Without the help of the CH-47 Chinooks and the soldiers from the Company B, 4th Battalion, 123rd Aviation Regiment's high-altitude rescue team, the equipment would have to be brought up in smaller aircraft, expending more fuel and taking more time.
Instead, four Chinooks--considered the Army's workhorse, capable of carrying up to 50,000 pounds of cargo either by a sling or inside--took only a few days. It was written off as training in case the Park Service needs help with rescuing climbers off the highest mountain in North America.
For the past few years, the Park Service has handled the rescues themselves, but the Sugar Bears, as the company is nicknamed, have accounted for the highest rescues off Mount McKinley.
The highest occurred in 1995 when an Army Chinook carried three Park Service mountain rangers to 19,600 feet to rescue two Spanish climbers suffering from frostbite and altitude sickness.
"Anytime you can walk way from one of these helicopters at the end of the day and realize you made a difference, it's really great," said Boynton who participated in the last rescue the Army was involved with about four years ago.
Otherwise, the Park Service relies on the much smaller Lama helicopter to conduct rescues.
"This is a salmon and (the Lama) is a guppy," Roger Robinson, lead rescue ranger for the Denali National Park and Preserve said while riding in one of the Chinooks.
As of Wednesday morning, 950 people have registered with the Park Service to climb Mount McKinley and that's not including the guided trips, said Kris Fister, spokeswoman for the Denali National Park and Preserve.
Typically, there's a ranger and one to two volunteers at the base camp. Two rangers and between six and 10 volunteers man the camp at 14,200 feet and a high camp at 17,200 feet.
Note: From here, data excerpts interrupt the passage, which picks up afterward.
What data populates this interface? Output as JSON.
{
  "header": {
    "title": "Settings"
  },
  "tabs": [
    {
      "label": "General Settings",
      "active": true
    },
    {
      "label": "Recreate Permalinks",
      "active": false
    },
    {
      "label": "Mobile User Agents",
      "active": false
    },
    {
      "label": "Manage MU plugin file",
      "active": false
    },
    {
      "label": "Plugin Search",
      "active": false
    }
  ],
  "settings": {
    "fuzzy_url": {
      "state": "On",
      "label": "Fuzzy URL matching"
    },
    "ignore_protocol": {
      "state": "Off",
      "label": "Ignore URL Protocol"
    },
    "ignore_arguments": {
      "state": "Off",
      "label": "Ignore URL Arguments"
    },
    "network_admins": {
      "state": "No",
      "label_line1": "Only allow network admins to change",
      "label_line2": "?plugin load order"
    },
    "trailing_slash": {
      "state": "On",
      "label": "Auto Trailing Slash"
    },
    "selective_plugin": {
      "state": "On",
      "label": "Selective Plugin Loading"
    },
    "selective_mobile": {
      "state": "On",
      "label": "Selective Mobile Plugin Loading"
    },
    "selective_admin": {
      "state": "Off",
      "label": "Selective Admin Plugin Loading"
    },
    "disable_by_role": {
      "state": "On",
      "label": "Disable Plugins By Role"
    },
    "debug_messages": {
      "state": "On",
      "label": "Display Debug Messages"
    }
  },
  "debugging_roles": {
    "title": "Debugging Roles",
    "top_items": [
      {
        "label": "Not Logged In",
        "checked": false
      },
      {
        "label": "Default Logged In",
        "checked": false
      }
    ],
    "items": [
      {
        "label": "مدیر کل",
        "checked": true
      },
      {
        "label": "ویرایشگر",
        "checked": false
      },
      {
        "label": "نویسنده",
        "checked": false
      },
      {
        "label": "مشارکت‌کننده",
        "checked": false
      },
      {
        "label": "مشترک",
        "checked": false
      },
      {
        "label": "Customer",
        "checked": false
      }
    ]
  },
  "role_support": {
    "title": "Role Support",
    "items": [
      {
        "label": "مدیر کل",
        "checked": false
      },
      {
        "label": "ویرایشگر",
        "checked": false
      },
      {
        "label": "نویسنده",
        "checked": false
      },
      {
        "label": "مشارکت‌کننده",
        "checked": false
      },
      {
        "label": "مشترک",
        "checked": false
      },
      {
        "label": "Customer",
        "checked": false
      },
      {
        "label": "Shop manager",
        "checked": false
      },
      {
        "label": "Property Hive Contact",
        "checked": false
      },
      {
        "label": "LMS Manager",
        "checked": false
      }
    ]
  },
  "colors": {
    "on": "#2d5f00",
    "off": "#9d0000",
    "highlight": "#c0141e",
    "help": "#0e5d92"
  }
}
Fister said four-person patrols will hike up from the base camp and spend around 20 days at the higher camps, depending on the weather.
Meanwhile, the base camp is the jumping off point for climbers and a stop for tourists on sight-seeing flights, mostly from Talkeetna, located at 330 feet above sea level about 50 miles away.
The base camp also has a dispatcher who controls radio communications for the flow of small airplanes carrying climbers and tourists seeking to catch a closer glimpse of Denali, or "the Great One" in Athabascan as it's known as to locals.
Robinson said he's seen as many as seven planes parked on the glacier at the same time and more than 150 people milling around.
"It was a mob scene," he said.
Robinson said about 95 percent of Denali's climbers come through the base camp to do the West Buttress route of ascent and 25 percent of the climbers come in the guided groups. The camp at 14,200 feet is often used by climbers to acclimate to the higher elevations.
Robinson said he expects more climbers from Europe this year. If so, it might break the record of just more than 1,300 people who will attempt to climb the highest peak in North America.